三種町が8年4月の開校を目指す統合中学校を巡り、先の6月定例議会では、一部議員が整備計画の再考を求めて統合中の新築工事実施設計業務委託などの関連費用を一般会計補正予算から削除する修正案を提出した。
議長を除く議員14人での起立採決の結果、修正案に賛成6人、反対8人と賛成少数で否決され、6、7年度の建設工事に向け、実施設計などが今年度進められる運びとなった。

学校の統合そのもの、建設場所、施設の在り方などに町民一人ひとり、町民の代表である議員にも思いがあり、意見が分かれるのも決して不思議ではない。
これまでの検討経緯があり、さまざまな考え方や気持ちが交錯してきたはずだ。

議員発議の修正案は3月定例議会でも出され、可否同数となって議長裁決で可決、一般会計当初予算から実施設計の費用が削除された。
町当局は議員の指摘事項を精査し、グラウンドの拡張や新たな用地取得などを盛り込んだ整備計画案を作成して6月議会への再提案に臨み、承認を得た形だ。

3月、6月議会とも統合中整備のための関連予算に対する判断は拮抗した。
ただ、3月議会で町当局の原案を削除して慎重な検討を求め、整備計画の見直しが図られたことは議会の役割が機能したとも言える。

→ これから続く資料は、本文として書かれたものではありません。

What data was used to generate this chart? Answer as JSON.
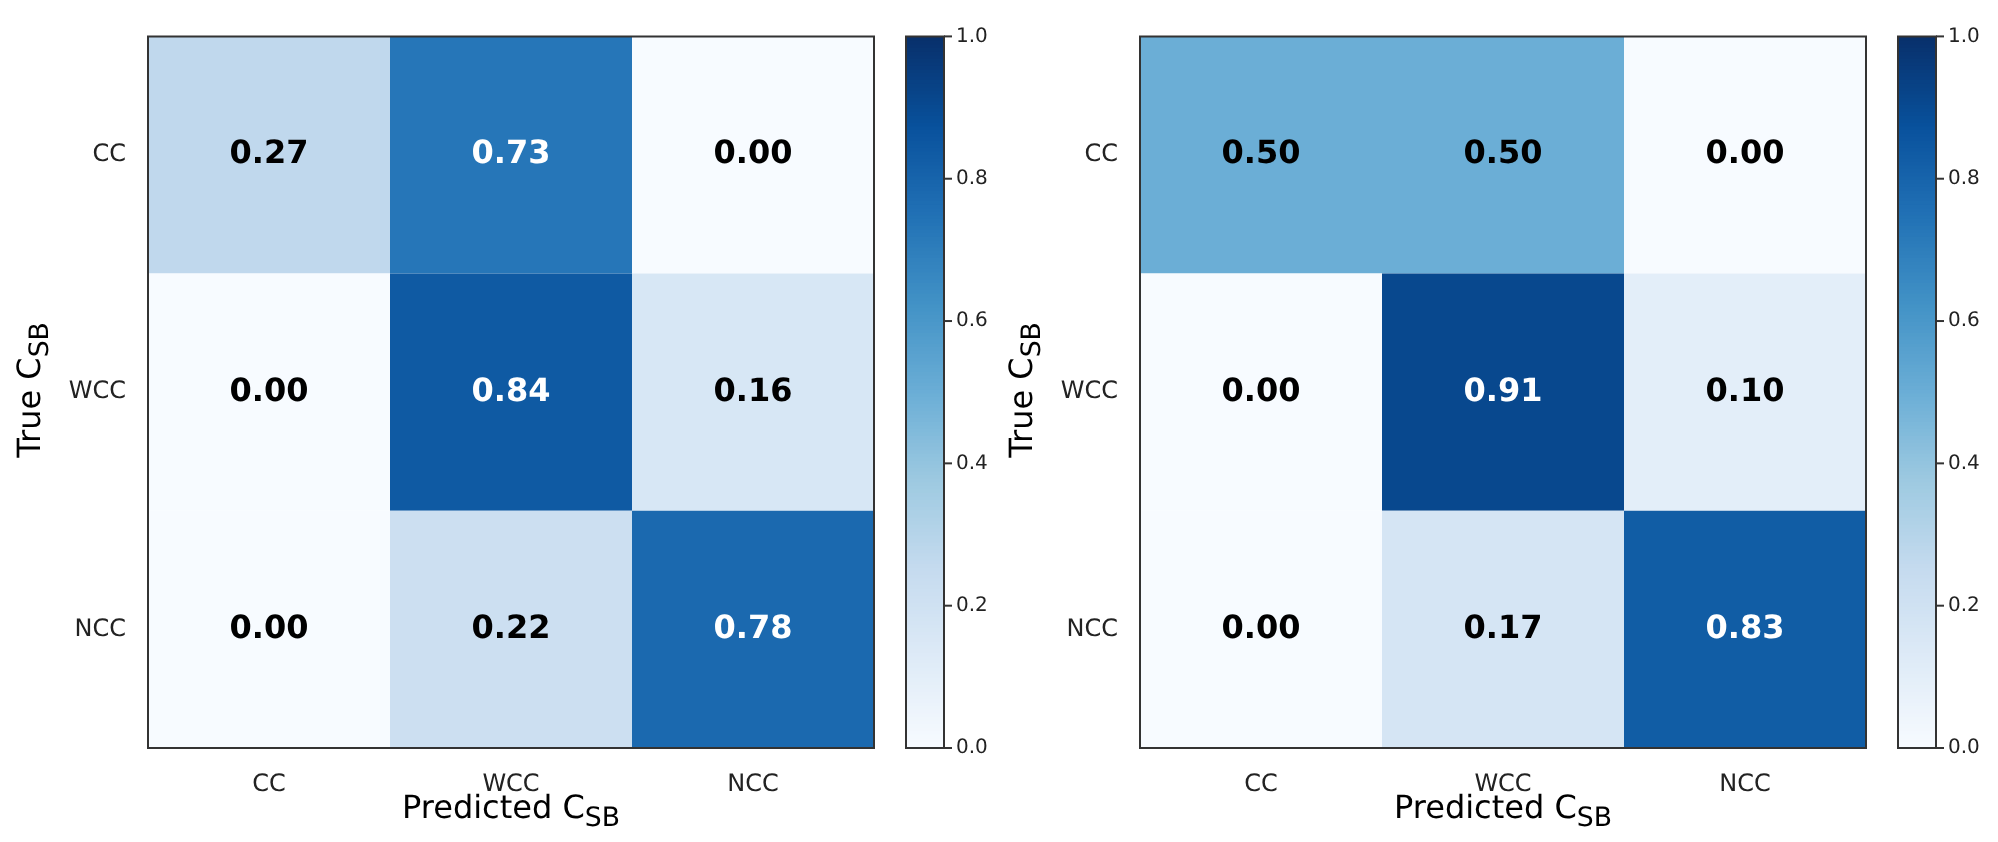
{
  "chart_data": [
    {
      "type": "heatmap",
      "xlabel": "Predicted C$_{SB}$",
      "ylabel": "True C$_{SB}$",
      "categories": [
        "CC",
        "WCC",
        "NCC"
      ],
      "y_categories": [
        "CC",
        "WCC",
        "NCC"
      ],
      "cells": [
        [
          0.27,
          0.73,
          0.0
        ],
        [
          0.0,
          0.84,
          0.16
        ],
        [
          0.0,
          0.22,
          0.78
        ]
      ],
      "cell_labels": [
        [
          "0.27",
          "0.73",
          "0.00"
        ],
        [
          "0.00",
          "0.84",
          "0.16"
        ],
        [
          "0.00",
          "0.22",
          "0.78"
        ]
      ],
      "data_labels": true,
      "clim": [
        0,
        1
      ],
      "cticks": [
        {
          "value": 0,
          "label": "0.0"
        },
        {
          "value": 0.2,
          "label": "0.2"
        },
        {
          "value": 0.4,
          "label": "0.4"
        },
        {
          "value": 0.6,
          "label": "0.6"
        },
        {
          "value": 0.8,
          "label": "0.8"
        },
        {
          "value": 1,
          "label": "1.0"
        }
      ]
    },
    {
      "type": "heatmap",
      "xlabel": "Predicted C$_{SB}$",
      "ylabel": "True C$_{SB}$",
      "categories": [
        "CC",
        "WCC",
        "NCC"
      ],
      "y_categories": [
        "CC",
        "WCC",
        "NCC"
      ],
      "cells": [
        [
          0.5,
          0.5,
          0.0
        ],
        [
          0.0,
          0.91,
          0.1
        ],
        [
          0.0,
          0.17,
          0.83
        ]
      ],
      "cell_labels": [
        [
          "0.50",
          "0.50",
          "0.00"
        ],
        [
          "0.00",
          "0.91",
          "0.10"
        ],
        [
          "0.00",
          "0.17",
          "0.83"
        ]
      ],
      "data_labels": true,
      "clim": [
        0,
        1
      ],
      "cticks": [
        {
          "value": 0,
          "label": "0.0"
        },
        {
          "value": 0.2,
          "label": "0.2"
        },
        {
          "value": 0.4,
          "label": "0.4"
        },
        {
          "value": 0.6,
          "label": "0.6"
        },
        {
          "value": 0.8,
          "label": "0.8"
        },
        {
          "value": 1,
          "label": "1.0"
        }
      ]
    }
  ]
}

6月議会でも、練り直された整備計画の内容に賛否があったものの、少子化を背景に早期開校を望む保護者などの声も踏まえて関連予算を認める議員の判断があったのも確かだ。

物事が動かない時や立ち止まる時もあれば、動き出す時もある。

将来を担う子どもたちの教育環境の整備を巡り、保護者などによる検討、町当局からの提案、議会が判断する場面は今後も続く。
三種町で一つとなる中学校をつくり上げるに当たり、丁寧で深みのある議論が欠かせない。